Tweaking a classic is not the Stupak way. Breaking and rebuilding is what he does. Nevertheless, at Mischa he gets a few excellent dishes by making some fairly minor twists. The kasha varnishkes is not just comforting, it’s engaging: the buckwheat is fried so it stays firm, and the flavor of the grain is underlined and italicized by meat stock. (When Mr. Stupak dips into Eastern Europe, it’s hard to tell whether he’s mining his Ukrainian heritage, challenging your notions of American cuisine, or both.)
For the lobster roll, buttered claw meat and tail meat dressed with mayonnaise are piled over sweet-and-sour celery in a top-split bun. The lobster roll gets its own, custom-built bread, as do all the sandwiches, a touch that makes them one of Mischa’s unqualified triumphs.
They’re all far more worked out than some of the main courses on the dinner menu, which can try to do too many things at once. The fried chicken would be better off on its own than with the buttery gravy that’s been made to taste like Puerto Rican sofrito, gratuitously. Spiced roasted pork belly probably needs a sauce more than it needs two dueling carrot salads.
If you stray too far from the hits, and start to look around the unnervingly large and featureless dining room, you may find that whatever idea you had formed of Mischa starts to dissolve before your eyes.

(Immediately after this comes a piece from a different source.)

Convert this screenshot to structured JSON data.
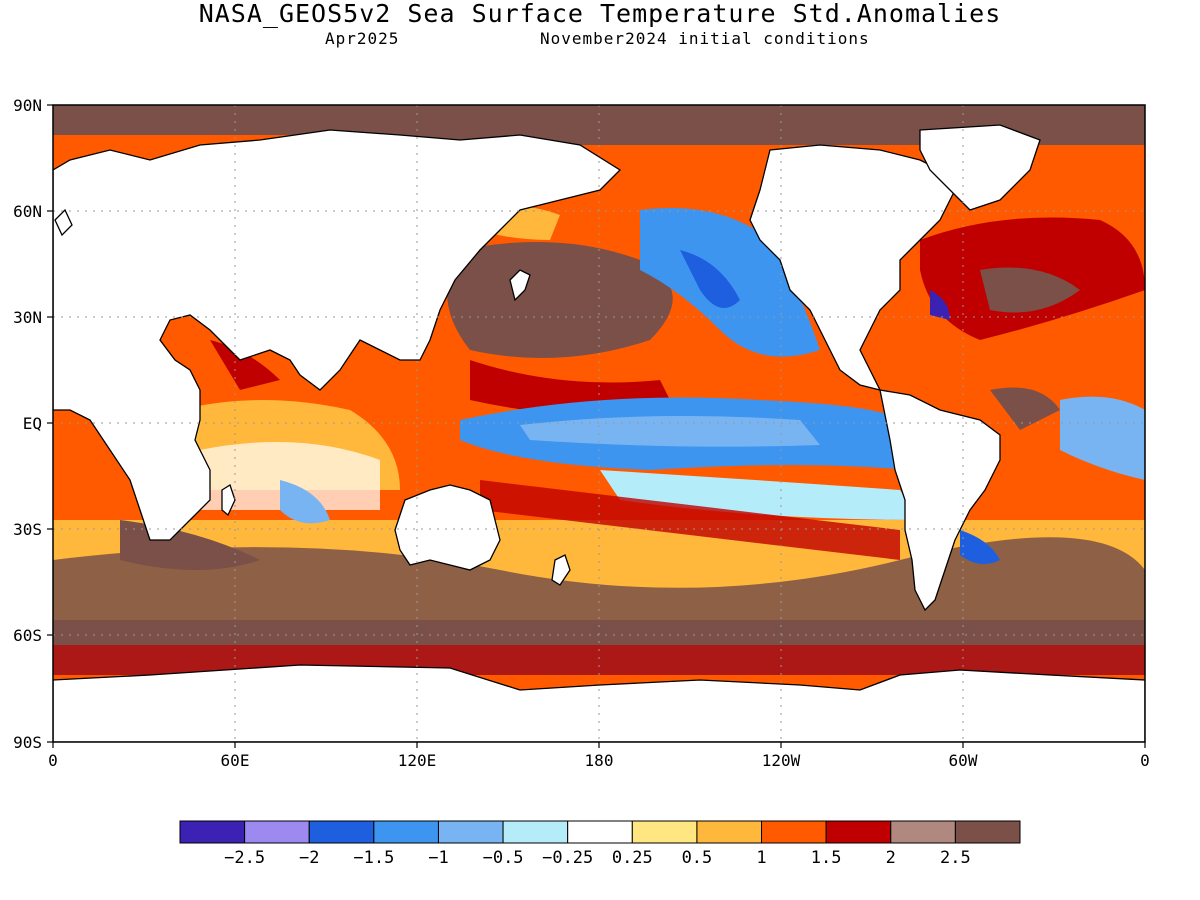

Until more clarity is brought to the main courses, it might be advisable to treat the appetizers as mezze — order a lot and share them around. Pastas, which perversely and charmingly have nothing to do with Italy, can follow, and perhaps a hot dog, although if you are missing Sammy’s Roumanian Steakhouse, there’s a strong case for ordering the Roumanian skirt steak, moisturized with schmaltz, buoyant with garlic and tastefully accessorized with gribenes on top, a touch that Sammy’s had the restraint to resist.